The case is the first of many in the pipeline against Google in which Spanish citizens want the search engine to delete personal information about them from their search results.

The EU justice commissioner, Viviane Reding, welcomed the court’s decision, saying it was a clear victory for the protection of the personal data of Europeans. “The ruling confirms the need to bring today’s data protection rules from the ‘digital stone age’ into today’s modern computing world,” she said in a post on Facebook.

Google said: “This is a disappointing ruling for search engines and online publishers in general. We are very surprised that it differs so dramatically from the advocate general’s opinion and the warnings and consequences that he spelled out. We now need to take time to analyse the implications.”

The British justice secretary, Chris Grayling, has been a leading opponent of Reding’s proposals for an explicit EU “right to be forgotten”.

The Ministry of Justice has estimated that the European commission’s proposals could cost British businesses, which include many leading data and tech firms, £360m a year. The information commissioner has called the “right to be forgotten” proposals “a regime that no one will pay for”.

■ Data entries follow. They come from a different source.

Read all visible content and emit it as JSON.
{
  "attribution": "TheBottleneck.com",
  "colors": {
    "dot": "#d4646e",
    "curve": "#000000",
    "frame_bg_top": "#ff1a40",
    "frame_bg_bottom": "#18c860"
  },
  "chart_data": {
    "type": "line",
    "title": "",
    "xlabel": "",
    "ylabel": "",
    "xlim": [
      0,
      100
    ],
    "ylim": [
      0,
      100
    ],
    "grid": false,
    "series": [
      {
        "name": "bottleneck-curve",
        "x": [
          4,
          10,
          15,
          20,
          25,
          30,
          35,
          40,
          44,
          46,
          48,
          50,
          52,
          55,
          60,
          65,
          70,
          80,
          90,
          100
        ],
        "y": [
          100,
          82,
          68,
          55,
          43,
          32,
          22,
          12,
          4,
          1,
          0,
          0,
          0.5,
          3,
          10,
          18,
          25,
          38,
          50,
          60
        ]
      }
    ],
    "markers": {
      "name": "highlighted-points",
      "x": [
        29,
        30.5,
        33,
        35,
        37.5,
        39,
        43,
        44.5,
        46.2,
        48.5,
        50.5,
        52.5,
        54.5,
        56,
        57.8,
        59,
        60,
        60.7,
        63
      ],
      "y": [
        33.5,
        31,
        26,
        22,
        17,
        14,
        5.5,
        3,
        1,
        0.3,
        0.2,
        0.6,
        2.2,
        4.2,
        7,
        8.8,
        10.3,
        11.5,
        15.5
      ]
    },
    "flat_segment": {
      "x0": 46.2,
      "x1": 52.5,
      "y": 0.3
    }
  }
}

The justice minister Simon Hughes said in March that “it is clearly better that we take time to get this right rather than rush into something that proves unworkable and costly”. He said it was important that any new EU law would not impose costly rules that would jeopardise the growth of the digital economy.

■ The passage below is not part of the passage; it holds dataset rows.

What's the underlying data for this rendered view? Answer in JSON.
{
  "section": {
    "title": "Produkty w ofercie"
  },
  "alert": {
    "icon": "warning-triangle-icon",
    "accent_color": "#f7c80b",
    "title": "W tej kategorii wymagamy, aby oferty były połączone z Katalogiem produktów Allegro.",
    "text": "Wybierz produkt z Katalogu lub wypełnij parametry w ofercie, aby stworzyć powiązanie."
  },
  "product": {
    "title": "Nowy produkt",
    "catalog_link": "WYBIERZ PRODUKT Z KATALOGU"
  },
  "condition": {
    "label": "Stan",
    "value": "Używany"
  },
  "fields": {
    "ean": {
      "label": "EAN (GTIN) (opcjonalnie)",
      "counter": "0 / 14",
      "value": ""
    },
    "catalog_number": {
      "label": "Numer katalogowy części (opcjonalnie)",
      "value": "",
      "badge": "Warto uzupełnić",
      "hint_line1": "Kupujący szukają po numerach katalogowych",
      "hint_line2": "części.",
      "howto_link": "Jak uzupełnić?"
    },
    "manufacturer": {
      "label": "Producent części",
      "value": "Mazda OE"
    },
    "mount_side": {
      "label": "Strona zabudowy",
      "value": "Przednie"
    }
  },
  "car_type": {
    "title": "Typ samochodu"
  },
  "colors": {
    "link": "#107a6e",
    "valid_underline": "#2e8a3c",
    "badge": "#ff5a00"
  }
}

Emma Carr, acting director of the privacy rights campaign Big Brother Watch, said: “The principle that you have a right to be forgotten is a laudable one, but it was never intended to be a way for people to rewrite history. Search engines do not host information and trying to get them to censor legal content from their results is the wrong approach. Information should be tackled at source, which in this case is a Spanish newspaper, otherwise we start getting into very dangerous territory.

“The regulators should be doing more to ensure that people have an informed choice over what data is collected about them by companies like Google, but if we start to make intermediaries responsible for the actions of the content of other people, you’re establishing a model that leads to greater surveillance and a risk of censorship.”

The ruling makes clear that a search engine such as Google has to take responsibility for the content that it links to and may be required to purge its results even if the material was published legally.

The EU judges pointed out that they were requiring Google to remove its links to two pages on La Vanguardia’s website even though the Spanish data protection agency had rejected González’s complaint against the newspaper and said it had published the information about him lawfully.

Data protection lawyers said the ruling could give the go-ahead to deletion requests of material including photographs of embarrassing teenage episodes and even insults on social media websites and could lead to a rethink in the way they handle links to content on the web.

Sarah Ludford, the Liberal Democrat home affairs spokesman in the European parliament, said the ruling was gratifying. “Coming hot on the heels of the court’s strikedown of the Data Retention Directive, it is clear beyond doubt that the EU’s highest judicial authority stands squarely behind the European parliament and Liberal Democrats in strengthening EU privacy rights,” she said.

The former Conservative shadow home secretary David Davis also described it as a sensible decision but said it was only the first step towards people having property rights over their own information.

“The presumption by internet companies and others that they can use people’s personal information in any way they see fit is wrong, and can only happen because the legal framework in most states is still in the last century when it comes to property rights in personal information,” he said.